山での出会い
僕は自然が好きである。休日になるとよく山川に出向き自然を楽しむ。そこで出会った一人の山男との会話がとても面白かった。全長13キロに及ぶ三段峡には五大壮観(黒淵、猿飛、二段滝、三段滝、三ツ滝)なる見所がある。先日の休みを利用して僕は訪れた。渓谷の入り口から3キロほど歩いたところが、第一の五大壮観、黒淵の渡船場である。そこに50代くらいであろう、日焼けしたボサボサ頭の船頭がいた。

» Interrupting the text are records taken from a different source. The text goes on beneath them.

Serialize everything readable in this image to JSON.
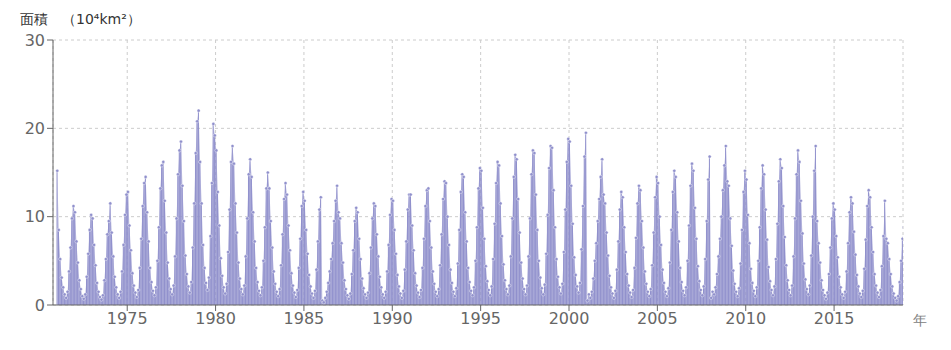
{
  "chart_data": {
    "type": "area",
    "ylabel": "面積　（10⁴km²）",
    "xlabel": "年",
    "color": "#9090cc",
    "marker": "circle",
    "grid": true,
    "xlim": [
      1970.8,
      2018.9
    ],
    "xticks": [
      1975,
      1980,
      1985,
      1990,
      1995,
      2000,
      2005,
      2010,
      2015
    ],
    "ylim": [
      0,
      30
    ],
    "yticks": [
      0,
      10,
      20,
      30
    ],
    "x": [
      1971.0417,
      1971.125,
      1971.2083,
      1971.2917,
      1971.375,
      1971.4583,
      1971.5417,
      1971.625,
      1971.7083,
      1971.7917,
      1971.875,
      1971.9583,
      1972.0417,
      1972.125,
      1972.2083,
      1972.2917,
      1972.375,
      1972.4583,
      1972.5417,
      1972.625,
      1972.7083,
      1972.7917,
      1972.875,
      1972.9583,
      1973.0417,
      1973.125,
      1973.2083,
      1973.2917,
      1973.375,
      1973.4583,
      1973.5417,
      1973.625,
      1973.7083,
      1973.7917,
      1973.875,
      1973.9583,
      1974.0417,
      1974.125,
      1974.2083,
      1974.2917,
      1974.375,
      1974.4583,
      1974.5417,
      1974.625,
      1974.7083,
      1974.7917,
      1974.875,
      1974.9583,
      1975.0417,
      1975.125,
      1975.2083,
      1975.2917,
      1975.375,
      1975.4583,
      1975.5417,
      1975.625,
      1975.7083,
      1975.7917,
      1975.875,
      1975.9583,
      1976.0417,
      1976.125,
      1976.2083,
      1976.2917,
      1976.375,
      1976.4583,
      1976.5417,
      1976.625,
      1976.7083,
      1976.7917,
      1976.875,
      1976.9583,
      1977.0417,
      1977.125,
      1977.2083,
      1977.2917,
      1977.375,
      1977.4583,
      1977.5417,
      1977.625,
      1977.7083,
      1977.7917,
      1977.875,
      1977.9583,
      1978.0417,
      1978.125,
      1978.2083,
      1978.2917,
      1978.375,
      1978.4583,
      1978.5417,
      1978.625,
      1978.7083,
      1978.7917,
      1978.875,
      1978.9583,
      1979.0417,
      1979.125,
      1979.2083,
      1979.2917,
      1979.375,
      1979.4583,
      1979.5417,
      1979.625,
      1979.7083,
      1979.7917,
      1979.875,
      1979.9583,
      1980.0417,
      1980.125,
      1980.2083,
      1980.2917,
      1980.375,
      1980.4583,
      1980.5417,
      1980.625,
      1980.7083,
      1980.7917,
      1980.875,
      1980.9583,
      1981.0417,
      1981.125,
      1981.2083,
      1981.2917,
      1981.375,
      1981.4583,
      1981.5417,
      1981.625,
      1981.7083,
      1981.7917,
      1981.875,
      1981.9583,
      1982.0417,
      1982.125,
      1982.2083,
      1982.2917,
      1982.375,
      1982.4583,
      1982.5417,
      1982.625,
      1982.7083,
      1982.7917,
      1982.875,
      1982.9583,
      1983.0417,
      1983.125,
      1983.2083,
      1983.2917,
      1983.375,
      1983.4583,
      1983.5417,
      1983.625,
      1983.7083,
      1983.7917,
      1983.875,
      1983.9583,
      1984.0417,
      1984.125,
      1984.2083,
      1984.2917,
      1984.375,
      1984.4583,
      1984.5417,
      1984.625,
      1984.7083,
      1984.7917,
      1984.875,
      1984.9583,
      1985.0417,
      1985.125,
      1985.2083,
      1985.2917,
      1985.375,
      1985.4583,
      1985.5417,
      1985.625,
      1985.7083,
      1985.7917,
      1985.875,
      1985.9583,
      1986.0417,
      1986.125,
      1986.2083,
      1986.2917,
      1986.375,
      1986.4583,
      1986.5417,
      1986.625,
      1986.7083,
      1986.7917,
      1986.875,
      1986.9583,
      1987.0417,
      1987.125,
      1987.2083,
      1987.2917,
      1987.375,
      1987.4583,
      1987.5417,
      1987.625,
      1987.7083,
      1987.7917,
      1987.875,
      1987.9583,
      1988.0417,
      1988.125,
      1988.2083,
      1988.2917,
      1988.375,
      1988.4583,
      1988.5417,
      1988.625,
      1988.7083,
      1988.7917,
      1988.875,
      1988.9583,
      1989.0417,
      1989.125,
      1989.2083,
      1989.2917,
      1989.375,
      1989.4583,
      1989.5417,
      1989.625,
      1989.7083,
      1989.7917,
      1989.875,
      1989.9583,
      1990.0417,
      1990.125,
      1990.2083,
      1990.2917,
      1990.375,
      1990.4583,
      1990.5417,
      1990.625,
      1990.7083,
      1990.7917,
      1990.875,
      1990.9583,
      1991.0417,
      1991.125,
      1991.2083,
      1991.2917,
      1991.375,
      1991.4583,
      1991.5417,
      1991.625,
      1991.7083,
      1991.7917,
      1991.875,
      1991.9583,
      1992.0417,
      1992.125,
      1992.2083,
      1992.2917,
      1992.375,
      1992.4583,
      1992.5417,
      1992.625,
      1992.7083,
      1992.7917,
      1992.875,
      1992.9583,
      1993.0417,
      1993.125,
      1993.2083,
      1993.2917,
      1993.375,
      1993.4583,
      1993.5417,
      1993.625,
      1993.7083,
      1993.7917,
      1993.875,
      1993.9583,
      1994.0417,
      1994.125,
      1994.2083,
      1994.2917,
      1994.375,
      1994.4583,
      1994.5417,
      1994.625,
      1994.7083,
      1994.7917,
      1994.875,
      1994.9583,
      1995.0417,
      1995.125,
      1995.2083,
      1995.2917,
      1995.375,
      1995.4583,
      1995.5417,
      1995.625,
      1995.7083,
      1995.7917,
      1995.875,
      1995.9583,
      1996.0417,
      1996.125,
      1996.2083,
      1996.2917,
      1996.375,
      1996.4583,
      1996.5417,
      1996.625,
      1996.7083,
      1996.7917,
      1996.875,
      1996.9583,
      1997.0417,
      1997.125,
      1997.2083,
      1997.2917,
      1997.375,
      1997.4583,
      1997.5417,
      1997.625,
      1997.7083,
      1997.7917,
      1997.875,
      1997.9583,
      1998.0417,
      1998.125,
      1998.2083,
      1998.2917,
      1998.375,
      1998.4583,
      1998.5417,
      1998.625,
      1998.7083,
      1998.7917,
      1998.875,
      1998.9583,
      1999.0417,
      1999.125,
      1999.2083,
      1999.2917,
      1999.375,
      1999.4583,
      1999.5417,
      1999.625,
      1999.7083,
      1999.7917,
      1999.875,
      1999.9583,
      2000.0417,
      2000.125,
      2000.2083,
      2000.2917,
      2000.375,
      2000.4583,
      2000.5417,
      2000.625,
      2000.7083,
      2000.7917,
      2000.875,
      2000.9583,
      2001.0417,
      2001.125,
      2001.2083,
      2001.2917,
      2001.375,
      2001.4583,
      2001.5417,
      2001.625,
      2001.7083,
      2001.7917,
      2001.875,
      2001.9583,
      2002.0417,
      2002.125,
      2002.2083,
      2002.2917,
      2002.375,
      2002.4583,
      2002.5417,
      2002.625,
      2002.7083,
      2002.7917,
      2002.875,
      2002.9583,
      2003.0417,
      2003.125,
      2003.2083,
      2003.2917,
      2003.375,
      2003.4583,
      2003.5417,
      2003.625,
      2003.7083,
      2003.7917,
      2003.875,
      2003.9583,
      2004.0417,
      2004.125,
      2004.2083,
      2004.2917,
      2004.375,
      2004.4583,
      2004.5417,
      2004.625,
      2004.7083,
      2004.7917,
      2004.875,
      2004.9583,
      2005.0417,
      2005.125,
      2005.2083,
      2005.2917,
      2005.375,
      2005.4583,
      2005.5417,
      2005.625,
      2005.7083,
      2005.7917,
      2005.875,
      2005.9583,
      2006.0417,
      2006.125,
      2006.2083,
      2006.2917,
      2006.375,
      2006.4583,
      2006.5417,
      2006.625,
      2006.7083,
      2006.7917,
      2006.875,
      2006.9583,
      2007.0417,
      2007.125,
      2007.2083,
      2007.2917,
      2007.375,
      2007.4583,
      2007.5417,
      2007.625,
      2007.7083,
      2007.7917,
      2007.875,
      2007.9583,
      2008.0417,
      2008.125,
      2008.2083,
      2008.2917,
      2008.375,
      2008.4583,
      2008.5417,
      2008.625,
      2008.7083,
      2008.7917,
      2008.875,
      2008.9583,
      2009.0417,
      2009.125,
      2009.2083,
      2009.2917,
      2009.375,
      2009.4583,
      2009.5417,
      2009.625,
      2009.7083,
      2009.7917,
      2009.875,
      2009.9583,
      2010.0417,
      2010.125,
      2010.2083,
      2010.2917,
      2010.375,
      2010.4583,
      2010.5417,
      2010.625,
      2010.7083,
      2010.7917,
      2010.875,
      2010.9583,
      2011.0417,
      2011.125,
      2011.2083,
      2011.2917,
      2011.375,
      2011.4583,
      2011.5417,
      2011.625,
      2011.7083,
      2011.7917,
      2011.875,
      2011.9583,
      2012.0417,
      2012.125,
      2012.2083,
      2012.2917,
      2012.375,
      2012.4583,
      2012.5417,
      2012.625,
      2012.7083,
      2012.7917,
      2012.875,
      2012.9583,
      2013.0417,
      2013.125,
      2013.2083,
      2013.2917,
      2013.375,
      2013.4583,
      2013.5417,
      2013.625,
      2013.7083,
      2013.7917,
      2013.875,
      2013.9583,
      2014.0417,
      2014.125,
      2014.2083,
      2014.2917,
      2014.375,
      2014.4583,
      2014.5417,
      2014.625,
      2014.7083,
      2014.7917,
      2014.875,
      2014.9583,
      2015.0417,
      2015.125,
      2015.2083,
      2015.2917,
      2015.375,
      2015.4583,
      2015.5417,
      2015.625,
      2015.7083,
      2015.7917,
      2015.875,
      2015.9583,
      2016.0417,
      2016.125,
      2016.2083,
      2016.2917,
      2016.375,
      2016.4583,
      2016.5417,
      2016.625,
      2016.7083,
      2016.7917,
      2016.875,
      2016.9583,
      2017.0417,
      2017.125,
      2017.2083,
      2017.2917,
      2017.375,
      2017.4583,
      2017.5417,
      2017.625,
      2017.7083,
      2017.7917,
      2017.875,
      2017.9583,
      2018.0417,
      2018.125,
      2018.2083,
      2018.2917,
      2018.375,
      2018.4583,
      2018.5417,
      2018.625,
      2018.7083,
      2018.7917,
      2018.875,
      2018.9583
    ],
    "values": [
      15.2,
      8.5,
      5.2,
      3.1,
      2.0,
      1.2,
      0.8,
      1.5,
      3.8,
      6.5,
      9.8,
      11.2,
      10.5,
      7.2,
      4.8,
      2.8,
      1.8,
      1.0,
      0.7,
      1.2,
      3.2,
      5.8,
      8.5,
      10.2,
      9.8,
      6.8,
      4.5,
      2.5,
      1.5,
      0.9,
      0.6,
      1.1,
      2.8,
      5.2,
      8.0,
      9.5,
      11.5,
      8.2,
      5.5,
      3.2,
      2.0,
      1.2,
      0.8,
      1.5,
      3.8,
      6.8,
      10.2,
      12.5,
      12.8,
      9.0,
      6.2,
      3.6,
      2.2,
      1.4,
      0.9,
      1.7,
      4.2,
      7.5,
      11.2,
      13.8,
      14.5,
      10.5,
      7.2,
      4.2,
      2.6,
      1.6,
      1.1,
      2.0,
      5.0,
      8.8,
      13.2,
      15.8,
      16.2,
      11.8,
      8.2,
      4.8,
      3.0,
      1.8,
      1.2,
      2.2,
      5.5,
      9.8,
      14.8,
      17.5,
      18.5,
      13.5,
      9.5,
      5.6,
      3.5,
      2.1,
      1.4,
      2.6,
      6.5,
      11.5,
      17.2,
      20.8,
      22.0,
      16.2,
      11.5,
      6.8,
      4.2,
      2.5,
      1.7,
      3.1,
      7.8,
      13.8,
      20.5,
      19.2,
      17.5,
      12.8,
      9.0,
      5.3,
      3.3,
      2.0,
      1.3,
      2.4,
      6.0,
      10.8,
      16.2,
      18.0,
      16.0,
      11.5,
      8.2,
      4.8,
      3.0,
      1.8,
      1.2,
      2.2,
      5.5,
      9.8,
      14.8,
      16.5,
      14.5,
      10.5,
      7.2,
      4.2,
      2.6,
      1.6,
      1.1,
      2.0,
      5.0,
      8.8,
      13.2,
      15.0,
      13.2,
      9.5,
      6.5,
      3.8,
      2.4,
      1.5,
      1.0,
      1.8,
      4.5,
      8.0,
      12.0,
      13.8,
      12.5,
      9.0,
      6.2,
      3.6,
      2.2,
      1.4,
      0.9,
      1.7,
      4.2,
      7.5,
      11.2,
      12.8,
      11.8,
      8.5,
      5.8,
      3.4,
      2.1,
      1.3,
      0.8,
      1.6,
      4.0,
      7.2,
      10.8,
      12.2,
      0.5,
      0.3,
      0.8,
      1.5,
      2.5,
      3.8,
      5.2,
      7.0,
      9.5,
      11.8,
      13.5,
      10.5,
      9.8,
      7.0,
      4.8,
      2.8,
      1.8,
      1.1,
      0.7,
      1.3,
      3.5,
      6.2,
      9.5,
      11.0,
      10.5,
      7.5,
      5.2,
      3.0,
      1.9,
      1.2,
      0.8,
      1.4,
      3.6,
      6.5,
      9.8,
      11.5,
      11.2,
      8.0,
      5.5,
      3.2,
      2.0,
      1.2,
      0.8,
      1.5,
      3.8,
      6.8,
      10.2,
      12.0,
      11.8,
      8.5,
      5.8,
      3.4,
      2.1,
      1.3,
      0.8,
      1.6,
      4.0,
      7.2,
      10.8,
      12.5,
      12.5,
      9.0,
      6.2,
      3.6,
      2.2,
      1.4,
      0.9,
      1.7,
      4.2,
      7.5,
      11.2,
      13.0,
      13.2,
      9.5,
      6.5,
      3.8,
      2.4,
      1.5,
      1.0,
      1.8,
      4.5,
      8.0,
      12.0,
      14.0,
      13.8,
      10.0,
      6.8,
      4.0,
      2.5,
      1.5,
      1.0,
      1.9,
      4.7,
      8.5,
      12.8,
      14.8,
      14.5,
      10.5,
      7.2,
      4.2,
      2.6,
      1.6,
      1.1,
      2.0,
      5.0,
      8.8,
      13.2,
      15.5,
      15.2,
      11.0,
      7.5,
      4.4,
      2.7,
      1.7,
      1.1,
      2.1,
      5.2,
      9.2,
      13.8,
      16.2,
      15.8,
      11.5,
      7.8,
      4.6,
      2.8,
      1.8,
      1.2,
      2.2,
      5.5,
      9.8,
      14.5,
      17.0,
      16.5,
      12.0,
      8.2,
      4.8,
      3.0,
      1.8,
      1.2,
      2.2,
      5.5,
      9.8,
      14.8,
      17.5,
      17.2,
      12.5,
      8.5,
      5.0,
      3.1,
      1.9,
      1.2,
      2.3,
      5.8,
      10.2,
      15.5,
      18.0,
      17.8,
      13.0,
      8.8,
      5.2,
      3.2,
      2.0,
      1.3,
      2.4,
      6.0,
      10.8,
      16.2,
      18.8,
      18.5,
      13.5,
      9.2,
      5.4,
      3.4,
      2.1,
      1.4,
      2.5,
      6.3,
      11.2,
      16.8,
      19.5,
      0.5,
      1.2,
      0.8,
      1.5,
      3.0,
      5.0,
      7.0,
      9.5,
      12.0,
      14.5,
      16.5,
      12.5,
      11.5,
      8.2,
      5.6,
      3.3,
      2.0,
      1.3,
      0.8,
      1.6,
      4.0,
      7.2,
      10.8,
      12.8,
      12.2,
      8.8,
      6.0,
      3.5,
      2.2,
      1.4,
      0.9,
      1.7,
      4.2,
      7.6,
      11.5,
      13.5,
      13.0,
      9.5,
      6.5,
      3.8,
      2.4,
      1.5,
      1.0,
      1.8,
      4.5,
      8.2,
      12.2,
      14.5,
      13.8,
      10.0,
      6.8,
      4.0,
      2.5,
      1.5,
      1.0,
      1.9,
      4.8,
      8.5,
      12.8,
      15.2,
      14.5,
      10.5,
      7.2,
      4.2,
      2.6,
      1.6,
      1.1,
      2.0,
      5.0,
      9.0,
      13.5,
      16.0,
      15.2,
      11.0,
      7.5,
      4.4,
      2.7,
      1.7,
      1.1,
      2.1,
      5.2,
      9.5,
      14.2,
      16.8,
      0.8,
      1.5,
      1.2,
      2.0,
      3.5,
      5.5,
      7.5,
      10.0,
      13.0,
      15.8,
      18.0,
      14.0,
      13.5,
      9.8,
      6.7,
      3.9,
      2.4,
      1.5,
      1.0,
      1.9,
      4.7,
      8.5,
      12.8,
      15.2,
      14.2,
      10.2,
      7.0,
      4.1,
      2.5,
      1.6,
      1.0,
      2.0,
      5.0,
      8.8,
      13.2,
      15.8,
      14.8,
      10.8,
      7.4,
      4.3,
      2.7,
      1.7,
      1.1,
      2.1,
      5.2,
      9.2,
      14.0,
      16.5,
      15.5,
      11.2,
      7.7,
      4.5,
      2.8,
      1.7,
      1.1,
      2.2,
      5.5,
      9.8,
      14.8,
      17.5,
      16.2,
      11.8,
      8.1,
      4.7,
      2.9,
      1.8,
      1.2,
      2.2,
      5.6,
      10.0,
      15.2,
      18.0,
      9.5,
      7.0,
      4.8,
      2.8,
      1.7,
      1.1,
      0.7,
      1.4,
      3.5,
      6.5,
      9.8,
      11.5,
      10.8,
      7.8,
      5.4,
      3.2,
      2.0,
      1.2,
      0.8,
      1.5,
      3.8,
      7.0,
      10.5,
      12.2,
      11.5,
      8.3,
      5.7,
      3.4,
      2.1,
      1.3,
      0.9,
      1.6,
      4.1,
      7.4,
      11.2,
      13.0,
      12.2,
      8.8,
      6.0,
      3.5,
      2.2,
      1.4,
      0.9,
      1.7,
      4.4,
      7.8,
      11.8,
      7.5,
      7.0,
      5.2,
      3.5,
      2.1,
      1.3,
      0.8,
      0.5,
      1.0,
      2.6,
      5.0,
      7.5,
      8.8
    ]
  }
}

「大山椒魚を見ることが出来るかな?」と僕はその船頭に問いかけた。山歩きをしながら、こうした初めての人との会話を楽しむのも、僕の楽しみの一つである。大山椒魚は地元では「ハンザキ」と呼ばれているそうで、戦前の貴重な蛋白源だったそうである。今では食べる人はあまりいないと聞いていた。船頭は待ってましたと言わんばかりに、色々話し出してくれた。「ついこの間までは向かいの黒淵荘で水槽に入れとったんじゃけど、逃がしてしもうた」「天然記念物といわれた頃もあったけれど、数は大分増えとる」「鰻よりも美味しいぞ」
僕の数少ない知識から「今は食べないんじゃないんですか?」と聞くと、これもまた、嬉しそうに答えてくれた。「今でも若いもんが集まれば食うとるよ」そういって、あれこれと生臭さのとり方や皮のむき方など、船頭流の調理方法を教えてくれた。そんな話を聞いているうちに、「はは~ん、逃げられたといった大山椒魚の行方が解ってきた」と僕は思い、そう思いながら聞いていると、ますます彼の話が楽しくなった。
大山椒魚を見れなかった事は残念であったが、彼とのやり取りは、僕にとってとても楽しかった。聞いているとたわいも無い会話だけれども、なんと言うか、自然で生きる男の頼もしさを感じた。もしかすると、彼が大袈裟に話しているのかもしれない。山に訪れる人たちを楽しませるためにである。けれども、そんな事は僕にとってはどうでも良かった。確かなのは、山で出会った彼から、何か不思議な感覚を覚えたのは確かなのである。